Guideline Compliance for Plasma and Platelets Before and After Patient Blood Management

From the 2021 HVPAA National Conference

Nicolas Cruz (Department of Anesthesiology/Critical Care Medicine, Johns Hopkins Medicine, Baltimore MD), Brian D. Lo, Brian C. Cho, Nadia B. Hensley, Paul M. Ness, Steven M. Frank

Background

Historically, patient blood management (PBM) programs have primarily focused on reducing red blood cell utilization, without consideration for the “yellow” products, namely plasma (FFP) and platelets (PLT).

Objective

The purpose of this study was to assess the impact of a PBM program on FFP and PLT utilization, as well as guideline compliance, at a tertiary academic center.

Methods

After IRB approval, patients admitted to the Johns Hopkins Hospital between January 2009 and May 2016 were stratified into Pre-PBM (2009-2013) and Post-PBM (2014-2016) cohorts. We selected the 8 hospital services with the greatest number of FFP-transfused patients and PLT-transfused patients, respectively, for the analysis. For each blood component, we compared blood product utilization, transfusion triggers, and transfusion targets between the Pre-PBM and Post-PBM patient populations.

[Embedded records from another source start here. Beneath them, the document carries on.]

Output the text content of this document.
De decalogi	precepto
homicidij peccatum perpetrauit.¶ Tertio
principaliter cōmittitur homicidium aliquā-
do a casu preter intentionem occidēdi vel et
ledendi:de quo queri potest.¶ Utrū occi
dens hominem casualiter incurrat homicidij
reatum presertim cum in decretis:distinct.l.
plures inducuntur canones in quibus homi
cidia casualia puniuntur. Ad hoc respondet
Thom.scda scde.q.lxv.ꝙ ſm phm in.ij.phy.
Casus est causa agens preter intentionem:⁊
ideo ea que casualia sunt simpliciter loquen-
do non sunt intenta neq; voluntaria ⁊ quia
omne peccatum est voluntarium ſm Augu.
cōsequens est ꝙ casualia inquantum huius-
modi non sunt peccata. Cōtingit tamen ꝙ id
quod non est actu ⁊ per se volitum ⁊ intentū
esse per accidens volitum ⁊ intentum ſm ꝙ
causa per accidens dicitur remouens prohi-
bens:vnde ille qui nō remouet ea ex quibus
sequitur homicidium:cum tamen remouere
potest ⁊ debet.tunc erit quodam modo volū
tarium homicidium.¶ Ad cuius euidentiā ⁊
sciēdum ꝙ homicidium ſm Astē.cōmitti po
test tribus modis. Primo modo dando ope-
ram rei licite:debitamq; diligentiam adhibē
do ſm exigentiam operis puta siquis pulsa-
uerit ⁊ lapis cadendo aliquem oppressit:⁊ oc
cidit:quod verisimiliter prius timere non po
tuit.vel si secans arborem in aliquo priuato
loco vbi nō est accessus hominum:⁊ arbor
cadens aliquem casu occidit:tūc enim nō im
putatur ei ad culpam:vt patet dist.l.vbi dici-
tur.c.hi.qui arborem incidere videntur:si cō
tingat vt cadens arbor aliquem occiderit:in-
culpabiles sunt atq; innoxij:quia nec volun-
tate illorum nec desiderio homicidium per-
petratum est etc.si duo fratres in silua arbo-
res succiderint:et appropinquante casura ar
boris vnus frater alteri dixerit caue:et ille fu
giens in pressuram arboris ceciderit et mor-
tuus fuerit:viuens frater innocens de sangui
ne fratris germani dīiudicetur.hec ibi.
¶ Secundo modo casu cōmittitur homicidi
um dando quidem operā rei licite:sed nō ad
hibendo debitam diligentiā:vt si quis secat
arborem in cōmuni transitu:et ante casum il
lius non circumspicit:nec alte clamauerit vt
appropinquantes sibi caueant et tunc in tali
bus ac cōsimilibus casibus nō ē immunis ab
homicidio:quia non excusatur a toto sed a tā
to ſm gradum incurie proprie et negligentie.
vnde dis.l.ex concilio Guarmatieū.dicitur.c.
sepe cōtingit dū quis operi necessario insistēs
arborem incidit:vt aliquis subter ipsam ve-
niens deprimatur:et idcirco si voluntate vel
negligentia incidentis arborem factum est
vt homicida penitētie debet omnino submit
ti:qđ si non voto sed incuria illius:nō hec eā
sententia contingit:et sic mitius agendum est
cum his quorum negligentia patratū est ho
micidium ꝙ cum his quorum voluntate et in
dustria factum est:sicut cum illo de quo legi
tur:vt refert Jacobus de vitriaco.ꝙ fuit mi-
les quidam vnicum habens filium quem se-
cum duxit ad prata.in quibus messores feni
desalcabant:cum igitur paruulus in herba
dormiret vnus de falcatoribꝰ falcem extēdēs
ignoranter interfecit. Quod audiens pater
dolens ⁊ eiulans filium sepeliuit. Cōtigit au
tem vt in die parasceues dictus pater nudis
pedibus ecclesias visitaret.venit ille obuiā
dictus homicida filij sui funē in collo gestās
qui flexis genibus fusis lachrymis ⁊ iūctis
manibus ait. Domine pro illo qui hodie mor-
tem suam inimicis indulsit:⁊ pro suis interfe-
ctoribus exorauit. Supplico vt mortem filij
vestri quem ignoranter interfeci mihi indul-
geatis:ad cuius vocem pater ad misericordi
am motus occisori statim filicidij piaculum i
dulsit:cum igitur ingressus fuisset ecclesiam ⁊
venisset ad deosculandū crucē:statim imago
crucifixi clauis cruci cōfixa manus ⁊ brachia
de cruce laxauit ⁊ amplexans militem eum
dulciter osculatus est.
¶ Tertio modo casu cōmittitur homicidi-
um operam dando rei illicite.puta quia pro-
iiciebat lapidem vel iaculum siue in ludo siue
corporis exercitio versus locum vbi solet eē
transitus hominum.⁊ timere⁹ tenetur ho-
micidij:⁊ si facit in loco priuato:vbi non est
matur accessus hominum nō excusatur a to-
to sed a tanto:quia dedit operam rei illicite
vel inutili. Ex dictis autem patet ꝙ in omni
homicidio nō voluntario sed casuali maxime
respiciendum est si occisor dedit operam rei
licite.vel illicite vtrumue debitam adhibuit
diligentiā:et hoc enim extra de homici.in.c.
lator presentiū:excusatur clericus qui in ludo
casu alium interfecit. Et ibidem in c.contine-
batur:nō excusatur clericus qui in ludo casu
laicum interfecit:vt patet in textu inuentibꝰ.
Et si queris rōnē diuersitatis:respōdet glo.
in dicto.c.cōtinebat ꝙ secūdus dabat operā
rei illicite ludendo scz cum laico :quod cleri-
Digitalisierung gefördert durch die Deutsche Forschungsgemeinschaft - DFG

For the FFP analysis, the INR trigger was defined as the highest INR obtained during the hospitalization, while the INR target was defined as the last INR measured prior to discharge. For the PLT analysis, the PLT trigger was defined as the lowest PLT count obtained during the hospitalization, while the PLT target was the last PLT count measured prior to discharge. One-way ANOVA, Kruskal-Wallis, nonparametric Wilcoxon, and Student’s t-tests were used as appropriate for the analysis.

Results

251,128 patients were included in the FFP analysis, of which 66.2% (n = 166,216) were in the Pre-PBM cohort and 33.8% (n = 84,842) were in the Post-PBM cohort. There was a significant decrease in the percentage of patients receiving FFP after the implementation of PBM (Pre-PBM: 5.7% vs. Post-PBM: 5.3%; P<0.0001). Most departments had mean INR triggers that were higher than the institutional INR guidelines of 1.5-1.7 (Figure 1). These INR triggers decreased for most departments after implementation of PBM (P<0.0001) (Figure 1). When analyzing median and interquartile range for INR triggers, appropriate implementation of institutional guidelines in the Post-PBM time period would have avoided FFP transfusion in 25-50% of patients, depending on the service. For the PLT analysis, 243,923 patients were included, of which 66.0% (n = 161,010) were in the Pre-PBM cohort and 34.0% (n = 82,913) were in the Post-PBM cohort. Overall, the percentage of patients receiving PLT transfusion increased after implementation of PBM (Pre-PBM: 6.8% vs. Post-PBM: 7.1%; P=0.0045). For most departments, PLT triggers and targets increased in the Post-PBM period, with many transfusions occurring outside the institutional guidelines of 10,000-50,000 PLT/uL (Figure 2). There was also significant variation in the PLT trigger of up to 100,000 PLT/uL between departments (Figure 2). Appropriate implementation of institutional guidelines in the Post-PBM time period would have avoided PLT transfusion in 50-75% of patients, depending on the service.

Conclusions

The implementation of a multidisciplinary PBM program improved FFP, but not PLT utilization. This overuse of both FFP and PLTS highlights the need for a renewed focus on promoting guideline compliance for the “yellow” blood components.

Clinical Implementation

While PBM has played an integral role in reducing RBC utilization, there exists continued room for improvement with respect to FFP and PLT transfusions.